Elle poursuit que « nous avons la capacité de changer les images simplifiées de la femme en étant de bons modèles pour les filles qui suivront notre exemple. Nous devons éduquer nos enfants, et en particulier nos filles, afin qu'ils puissent réaliser que tout ce qu'ils veulent accomplir, quel que soit leur sexe, y compris une carrière dans le domaine de la science, est accessible. On devrait éduquer les filles de manière à ce qu'elles sachent qu'être une femme ne signifie pas qu'elles sont plus faibles ou qu'elles ne peuvent pas occuper certains postes. On devrait aussi apprendre aux jeunes hommes qu'il est important de soutenir les rêves et les activités de leurs sœurs, amies, partenaires, mères. L'égalité des sexes est une chose qui doit venir du cœur. Elle doit être intégrée dans les programmes scolaires, faire partie des priorités des États et, bien sûr, devenir la norme à la maison. Nous pouvons soutenir les femmes scientifiques en créant des espaces pour qu'elles puissent parler de leurs emplois et de leurs activités, partager leurs rêves et raconter leurs histoires afin qu'elles aient plus de visibilité au sein de la société, dans les écoles, les universités, les médias, etc ».
Quand Citlalli a pris son poste de présidente, de nombreuses personnes dans le contexte rural ont trouvé étrange de suivre ses directives ou ses décisions. « Mon assistante est aussi une femme, donc pour nous deux, c'était assez difficile au début.
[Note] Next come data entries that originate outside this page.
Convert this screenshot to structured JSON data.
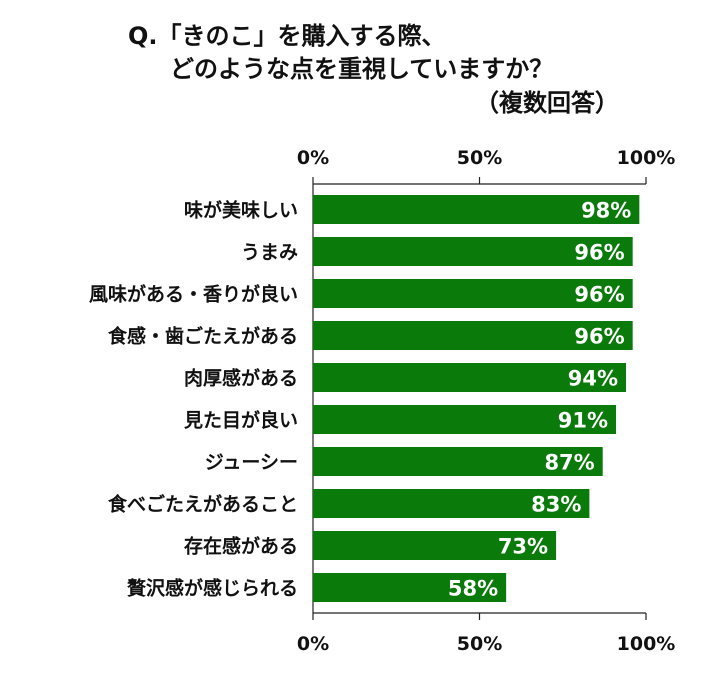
{
  "title_lines": [
    "Q.「きのこ」を購入する際、",
    "どのような点を重視していますか？",
    "（複数回答）"
  ],
  "colors": {
    "bar": "#0a7a0a",
    "axis": "#222222",
    "text": "#111111",
    "value_text": "#ffffff"
  },
  "chart_data": {
    "type": "bar",
    "orientation": "horizontal",
    "title": "Q.「きのこ」を購入する際、どのような点を重視していますか？（複数回答）",
    "categories": [
      "味が美味しい",
      "うまみ",
      "風味がある・香りが良い",
      "食感・歯ごたえがある",
      "肉厚感がある",
      "見た目が良い",
      "ジューシー",
      "食べごたえがあること",
      "存在感がある",
      "贅沢感が感じられる"
    ],
    "values": [
      98,
      96,
      96,
      96,
      94,
      91,
      87,
      83,
      73,
      58
    ],
    "value_labels": [
      "98%",
      "96%",
      "96%",
      "96%",
      "94%",
      "91%",
      "87%",
      "83%",
      "73%",
      "58%"
    ],
    "xlim": [
      0,
      100
    ],
    "x_ticks": [
      0,
      50,
      100
    ],
    "x_tick_labels": [
      "0%",
      "50%",
      "100%"
    ],
    "x_axis_top_and_bottom": true,
    "grid": false,
    "legend": "none"
  }
}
Les gens recherchaient toujours le responsable. Mais aujourd'hui, je dois dire que les choses se sont améliorées. J'ai eu beaucoup de chance d'avoir pu atteindre ce poste, et je suis respectée par mes collègues. Bien sûr, je suis bien consciente du fait que ce n'est pas le cas pour tout le monde ».
Citlalli est originaire du Mexique et en raison de la pandémie, elle ne sait pas quand elle pourra rentrer chez elle. Si elle est reconnaissante pour le soutien que lui apportent ses collègues et ses amis en Équateur, le sentiment d'être dans un endroit qui « l'a vu grandir » lui manque énormément.
A l'occasion de la Journée internationale de la femme célébrée ce lundi, Citlalli a un message important à faire passer : « Je travaille avec beaucoup de femmes rurales et à travers mes projets j'essaye de les autonomiser chaque jour. Il y a bien sûr des revers, mais aujourd'hui, nous avons la chance de pouvoir revenir sur nos nombreuses réalisations au cours des cinq dernières années. Pour le monde entier, cette journée est l'occasion de s'arrêter et de réfléchir à ce que nous pouvons faire d'autre pour garantir l'égalité et la liberté dans tous les aspects de la vie des femmes ».